Como se vê, cuida-se de conduta manifestamente atípica. Afinal, comprar peixe na feira não é crime. Tampouco o é transportá-lo, depois de havê-lo adquirido legalmente.
Com efeito, ao adquirir peixe numa feira de Manaus, o adquirente realiza, simplesmente, um negócio jurídico de compra e venda, que, por óbvio, não constitui delito algum.
E se crime houve, é imputável, unicamente, àquele que pescou em época proibida ou sem autorização legal para tanto, no termos do art. 34 da Lei de Crimes Ambientais.
Como se trata, por conseguinte, da realização pura e simples de um negócio jurídico, não compete ao comprador exigir nota fiscal ou certifica-se de que o peixe fora pescado regularmente.
Além do mais, a simples omissão não constitui, em princípio, crime algum. Nem é o caso de incidência da norma do art. 13, §2°, do CP, já que a denunciada não é garante, isto é, não tinha o dever legal algum de agir no sentido de fazer cumprir a lei, mesmo porque ignorava que houvesse violação à lei.
Em suma, quer por se tratar de realização de negócio legal (compra e venda de peixe na feira), quer por desconhecer a eventual ilicitude da pesca feita pelo feirante ou pescador ou atravessador, a conduta descrita na denúncia é atípica.
E mais: falta o dolo, entendido como conhecimento e vontade de realização dos elementos do tipo, bem como a culpabilidade, traduzida no potencial conhecimento da ilicitude da conduta, tudo a justificar a rejeição da denúncia.
É bem verdade que o artigo 34, parágrafo único, III, da Lei 9.605/98, tipifica a conduta de quem transporta, comercializa, beneficia ou industrializa espécimes provenientes da coleta, apanha e pesca proibidas.

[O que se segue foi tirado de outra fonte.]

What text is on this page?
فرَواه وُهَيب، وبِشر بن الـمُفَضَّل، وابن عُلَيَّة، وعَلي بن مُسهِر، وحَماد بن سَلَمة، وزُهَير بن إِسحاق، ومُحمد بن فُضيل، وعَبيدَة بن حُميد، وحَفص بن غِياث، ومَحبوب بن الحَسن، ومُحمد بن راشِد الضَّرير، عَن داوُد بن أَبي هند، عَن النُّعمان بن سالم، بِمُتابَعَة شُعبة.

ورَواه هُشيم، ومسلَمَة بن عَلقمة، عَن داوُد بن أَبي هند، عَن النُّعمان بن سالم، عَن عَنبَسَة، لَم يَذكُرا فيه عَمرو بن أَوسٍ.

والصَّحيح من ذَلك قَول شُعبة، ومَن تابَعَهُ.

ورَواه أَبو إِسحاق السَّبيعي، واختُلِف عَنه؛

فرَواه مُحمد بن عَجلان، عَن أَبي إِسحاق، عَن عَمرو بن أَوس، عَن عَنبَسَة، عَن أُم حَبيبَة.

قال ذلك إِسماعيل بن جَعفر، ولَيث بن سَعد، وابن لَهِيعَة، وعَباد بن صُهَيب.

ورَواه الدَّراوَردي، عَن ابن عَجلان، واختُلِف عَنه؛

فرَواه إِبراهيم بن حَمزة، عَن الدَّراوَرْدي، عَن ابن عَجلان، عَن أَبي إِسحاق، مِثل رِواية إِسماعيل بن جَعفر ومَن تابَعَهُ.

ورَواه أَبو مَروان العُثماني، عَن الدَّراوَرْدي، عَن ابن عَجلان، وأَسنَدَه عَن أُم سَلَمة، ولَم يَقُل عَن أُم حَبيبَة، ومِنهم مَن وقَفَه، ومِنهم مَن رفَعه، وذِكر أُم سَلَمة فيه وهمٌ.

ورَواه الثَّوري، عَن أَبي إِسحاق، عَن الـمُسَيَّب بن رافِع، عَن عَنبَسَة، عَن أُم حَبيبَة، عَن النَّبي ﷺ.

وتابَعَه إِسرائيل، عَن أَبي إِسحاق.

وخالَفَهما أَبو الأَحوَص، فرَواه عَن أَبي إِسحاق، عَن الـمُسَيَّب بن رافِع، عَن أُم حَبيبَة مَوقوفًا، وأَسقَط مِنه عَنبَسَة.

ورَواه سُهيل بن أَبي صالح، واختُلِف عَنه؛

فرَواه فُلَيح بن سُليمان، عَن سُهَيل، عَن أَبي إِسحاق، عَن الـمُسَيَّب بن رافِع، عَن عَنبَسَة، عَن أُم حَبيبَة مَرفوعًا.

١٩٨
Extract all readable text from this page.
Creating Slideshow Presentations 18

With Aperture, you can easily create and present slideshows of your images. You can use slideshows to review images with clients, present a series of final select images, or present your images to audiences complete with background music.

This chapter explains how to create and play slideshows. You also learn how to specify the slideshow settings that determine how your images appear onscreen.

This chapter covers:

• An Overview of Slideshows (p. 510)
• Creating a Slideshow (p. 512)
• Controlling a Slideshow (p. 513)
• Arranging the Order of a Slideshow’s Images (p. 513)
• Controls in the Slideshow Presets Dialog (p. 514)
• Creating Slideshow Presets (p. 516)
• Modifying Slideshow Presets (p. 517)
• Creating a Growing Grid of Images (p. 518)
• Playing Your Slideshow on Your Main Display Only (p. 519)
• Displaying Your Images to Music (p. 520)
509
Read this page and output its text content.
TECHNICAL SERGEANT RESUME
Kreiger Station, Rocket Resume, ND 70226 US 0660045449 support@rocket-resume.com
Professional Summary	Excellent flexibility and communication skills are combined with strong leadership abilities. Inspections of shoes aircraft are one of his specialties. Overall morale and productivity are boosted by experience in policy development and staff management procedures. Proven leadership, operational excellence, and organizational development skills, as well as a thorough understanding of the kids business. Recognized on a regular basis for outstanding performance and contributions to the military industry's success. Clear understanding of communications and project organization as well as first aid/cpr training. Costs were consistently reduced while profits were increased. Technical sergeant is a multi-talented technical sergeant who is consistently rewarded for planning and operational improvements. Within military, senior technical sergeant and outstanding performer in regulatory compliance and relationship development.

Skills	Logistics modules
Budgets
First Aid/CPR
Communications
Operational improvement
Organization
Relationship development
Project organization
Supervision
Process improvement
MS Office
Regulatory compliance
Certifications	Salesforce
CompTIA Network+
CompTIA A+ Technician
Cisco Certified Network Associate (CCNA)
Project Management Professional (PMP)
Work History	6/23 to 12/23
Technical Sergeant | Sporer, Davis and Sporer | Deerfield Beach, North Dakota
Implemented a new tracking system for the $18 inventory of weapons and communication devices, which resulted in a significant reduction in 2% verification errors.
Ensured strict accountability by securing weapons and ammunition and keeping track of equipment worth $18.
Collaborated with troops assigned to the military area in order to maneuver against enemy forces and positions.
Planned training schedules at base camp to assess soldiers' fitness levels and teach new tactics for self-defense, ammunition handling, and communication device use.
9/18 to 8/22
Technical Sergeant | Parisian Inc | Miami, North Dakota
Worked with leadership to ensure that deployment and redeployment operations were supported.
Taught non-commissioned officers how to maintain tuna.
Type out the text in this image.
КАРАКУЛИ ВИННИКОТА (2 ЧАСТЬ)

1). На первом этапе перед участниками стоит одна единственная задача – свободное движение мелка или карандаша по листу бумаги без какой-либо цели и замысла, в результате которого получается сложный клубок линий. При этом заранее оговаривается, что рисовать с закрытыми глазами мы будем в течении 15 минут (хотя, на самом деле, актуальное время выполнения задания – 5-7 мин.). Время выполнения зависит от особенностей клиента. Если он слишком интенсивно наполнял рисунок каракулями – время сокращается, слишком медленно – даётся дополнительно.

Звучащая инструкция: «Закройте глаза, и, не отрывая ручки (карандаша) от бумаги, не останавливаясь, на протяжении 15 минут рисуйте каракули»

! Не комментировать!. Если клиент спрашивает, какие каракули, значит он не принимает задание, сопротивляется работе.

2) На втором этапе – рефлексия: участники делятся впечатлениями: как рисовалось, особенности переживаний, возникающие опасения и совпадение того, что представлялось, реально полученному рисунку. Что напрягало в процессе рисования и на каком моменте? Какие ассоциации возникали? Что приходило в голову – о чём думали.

Mas esse dispositivo legal nada tem a ver com a ação praticada pela recorrida: comprar peixe na feira. Sim, porque, como se vê facilmente, a lei equipara à pesca proibida o comportamento de quem realiza típica ação de comercialização, industrialização ou beneficiamento de pescados que se sabe produto de crime.
Quanto à ação de transportar, cuida-se, evidentemente, de um comportamento realizado nesse contexto comercial ou industrial.
Reiteremos o óbvio: comprar peixe na feira não é crime!
Não bastasse tudo isso – atipicidade da conduta, ausência de dolo, erro de proibição etc., é manifesta a insignificância jurídico-penal da conduta, visto que: 1) Não houve dano significativo e de difícil reparação; 2) O pescado foi apreendido; 3) A denunciada foi multada; 4) Trata-se de ato isolado, sem caráter predatório ou comercial; 5) A denunciada é primária e sem antecedentes criminais.